Despite some finance workers' denials that grand scale fraud could ever happen here, it is has already happened to some extent with the AllFirst/AIB fiasco, and the Ansbacher accounts. In the first case, AIB should have been monitoring the American situation from Ireland, and clearly they were not. The result now is that Irish customers are paying for AIB's mistakes.

In the case of the Ansbacher accounts, it was an Irish accountancy company, Stokes, Kennedy and Crowley, that many of the account holders claim was advising them to place money in Ansbacher. In another case, that of Enron, chief executives were for years plucked from the ranks of Arthur Anderson, an independent auditing company banned in the '80s from ever again practising in Britain for a series of finance scandals.

This shows it is possible for trouble to be brewing in our finance world, without being noticed. The 26 Counties is hardly immune to financial scandals, as the tribunals, and discovery of illegal offshore accounts has shown in the last ten years. We can only assume that these scandals are just the tip of the iceberg, considering the short length of time in which they were discovered. What they have also shown us is that for a long time there was corruption in this country, and yet it was denied.

It is true that the corruption did begin in the US. This was because short term speculative trading began there first. But researchers here who say that Ireland is still trading in an old stock economy have their heads in the sand. Old stock companies such as AIB and Cement Roadstone, have shown their ability to allow extensive fraud to exist in their ranks. The huge amount of new companies are causing their own problems.

For example, just ask why the Moriarty Tribunal is having to investigate the awarding of the Esat licence, when Irish auditors KPMG oversaw the project originally. Or how Elan, an Irish-American company, managed to keep secret for years that it was counting royalties for drugs which it had sold, in its books, before it had received them, eventually creating a massive cash flow problem.
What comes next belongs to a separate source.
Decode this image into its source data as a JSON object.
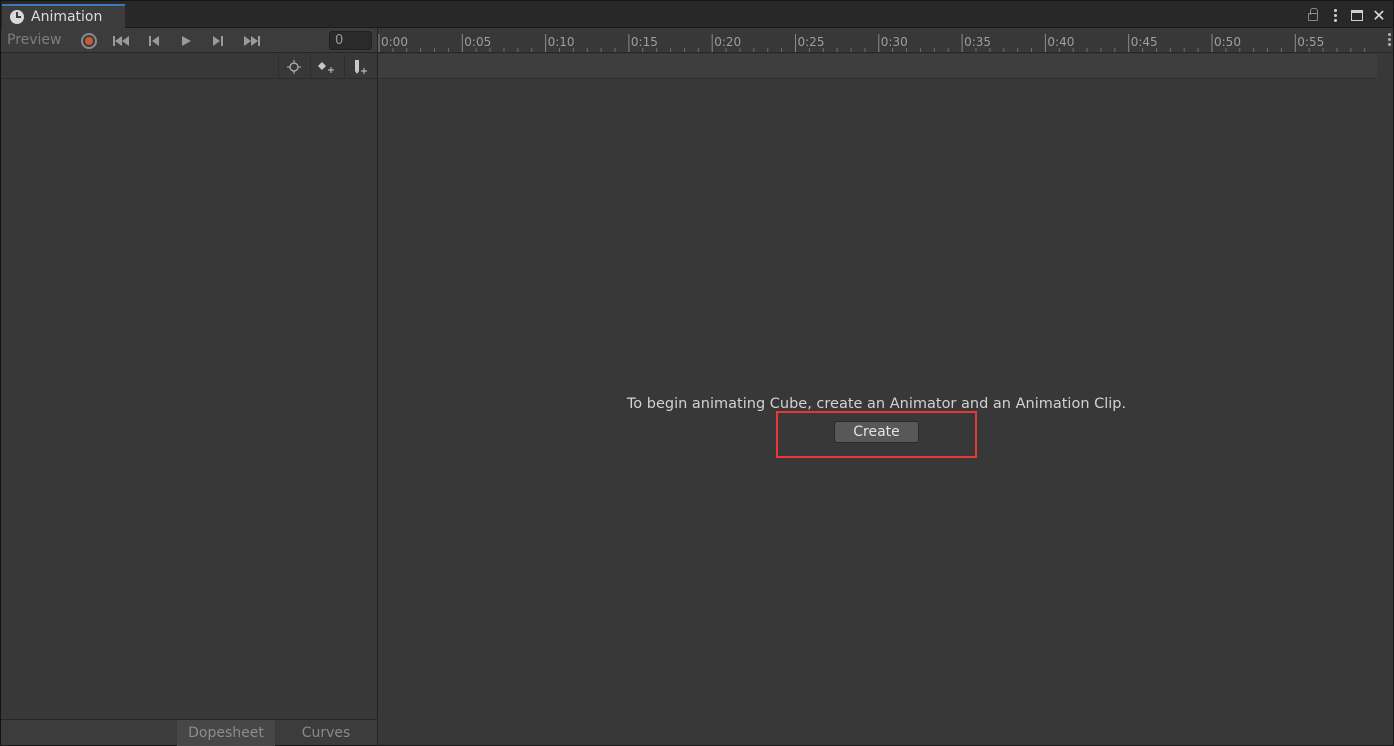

It took a recession in the US for the corruption to be revealed. The economic boom in Ireland is heading towards its end, to be met most probably by a recession. Corruption in Ireland could be considered systematic at the moment, with a clear line between economic advisors, consultants and auditors yet to be drawn.

It is clear too that the Dublin government is at the very least guilty in dragging its heels in dealing with the gaping holes in accountancy regulation in the 26 Counties.
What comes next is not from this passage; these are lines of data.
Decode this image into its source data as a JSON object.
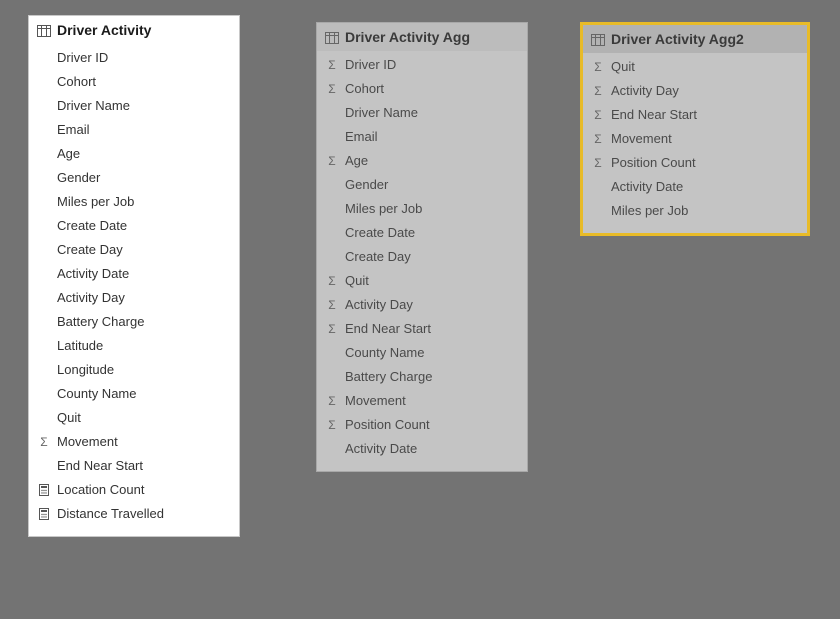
{
  "tables": [
    {
      "name": "Driver Activity",
      "style": "card1",
      "fields": [
        {
          "icon": "none",
          "label": "Driver ID"
        },
        {
          "icon": "none",
          "label": "Cohort"
        },
        {
          "icon": "none",
          "label": "Driver Name"
        },
        {
          "icon": "none",
          "label": "Email"
        },
        {
          "icon": "none",
          "label": "Age"
        },
        {
          "icon": "none",
          "label": "Gender"
        },
        {
          "icon": "none",
          "label": "Miles per Job"
        },
        {
          "icon": "none",
          "label": "Create Date"
        },
        {
          "icon": "none",
          "label": "Create Day"
        },
        {
          "icon": "none",
          "label": "Activity Date"
        },
        {
          "icon": "none",
          "label": "Activity Day"
        },
        {
          "icon": "none",
          "label": "Battery Charge"
        },
        {
          "icon": "none",
          "label": "Latitude"
        },
        {
          "icon": "none",
          "label": "Longitude"
        },
        {
          "icon": "none",
          "label": "County Name"
        },
        {
          "icon": "none",
          "label": "Quit"
        },
        {
          "icon": "sigma",
          "label": "Movement"
        },
        {
          "icon": "none",
          "label": "End Near Start"
        },
        {
          "icon": "calc",
          "label": "Location Count"
        },
        {
          "icon": "calc",
          "label": "Distance Travelled"
        }
      ]
    },
    {
      "name": "Driver Activity Agg",
      "style": "card2",
      "fields": [
        {
          "icon": "sigma",
          "label": "Driver ID"
        },
        {
          "icon": "sigma",
          "label": "Cohort"
        },
        {
          "icon": "none",
          "label": "Driver Name"
        },
        {
          "icon": "none",
          "label": "Email"
        },
        {
          "icon": "sigma",
          "label": "Age"
        },
        {
          "icon": "none",
          "label": "Gender"
        },
        {
          "icon": "none",
          "label": "Miles per Job"
        },
        {
          "icon": "none",
          "label": "Create Date"
        },
        {
          "icon": "none",
          "label": "Create Day"
        },
        {
          "icon": "sigma",
          "label": "Quit"
        },
        {
          "icon": "sigma",
          "label": "Activity Day"
        },
        {
          "icon": "sigma",
          "label": "End Near Start"
        },
        {
          "icon": "none",
          "label": "County Name"
        },
        {
          "icon": "none",
          "label": "Battery Charge"
        },
        {
          "icon": "sigma",
          "label": "Movement"
        },
        {
          "icon": "sigma",
          "label": "Position Count"
        },
        {
          "icon": "none",
          "label": "Activity Date"
        }
      ]
    },
    {
      "name": "Driver Activity Agg2",
      "style": "card3",
      "fields": [
        {
          "icon": "sigma",
          "label": "Quit"
        },
        {
          "icon": "sigma",
          "label": "Activity Day"
        },
        {
          "icon": "sigma",
          "label": "End Near Start"
        },
        {
          "icon": "sigma",
          "label": "Movement"
        },
        {
          "icon": "sigma",
          "label": "Position Count"
        },
        {
          "icon": "none",
          "label": "Activity Date"
        },
        {
          "icon": "none",
          "label": "Miles per Job"
        }
      ]
    }
  ]
}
In 2005, all listed companies within the EU will have to adopt international financial reporting standards. This will supposedly formalise the process across Europe, facilitating greater transparency between companies and allowing stakeholders a better view of a company's financial performance.

We may have already experienced our first major scandal by that stage, an event which an increasingly cynical public is bracing itself for.

Even the finance industry is aware of the potential, despite their denial. Wendy Chin of CPL Careers register says, "right now internal auditing and compliance departments are already tightening up because they know that everyone is waiting for the next Elan or Enron to happen". Operation risk managers are now being offered salaries of between €50,000 and €80,000, whereas before their role was not considered an absolute necessity

If the industry itself is worried, even if it claims it's not, how worried should the public be?

With four tribunals uncovering a financial maze that includes slush funds, secret unlicenced private banks, tax fraud, undisclosed offshore bank accounts and dubious political practices, not to mention a looming inquiry into the sale of the second mobile phone licence, it is clear that all is not well in the 26 County financial community. How long before we see the 'perp' walk in Ireland? Equally important, is how many Irish workers could lose their jobs and pension funds here.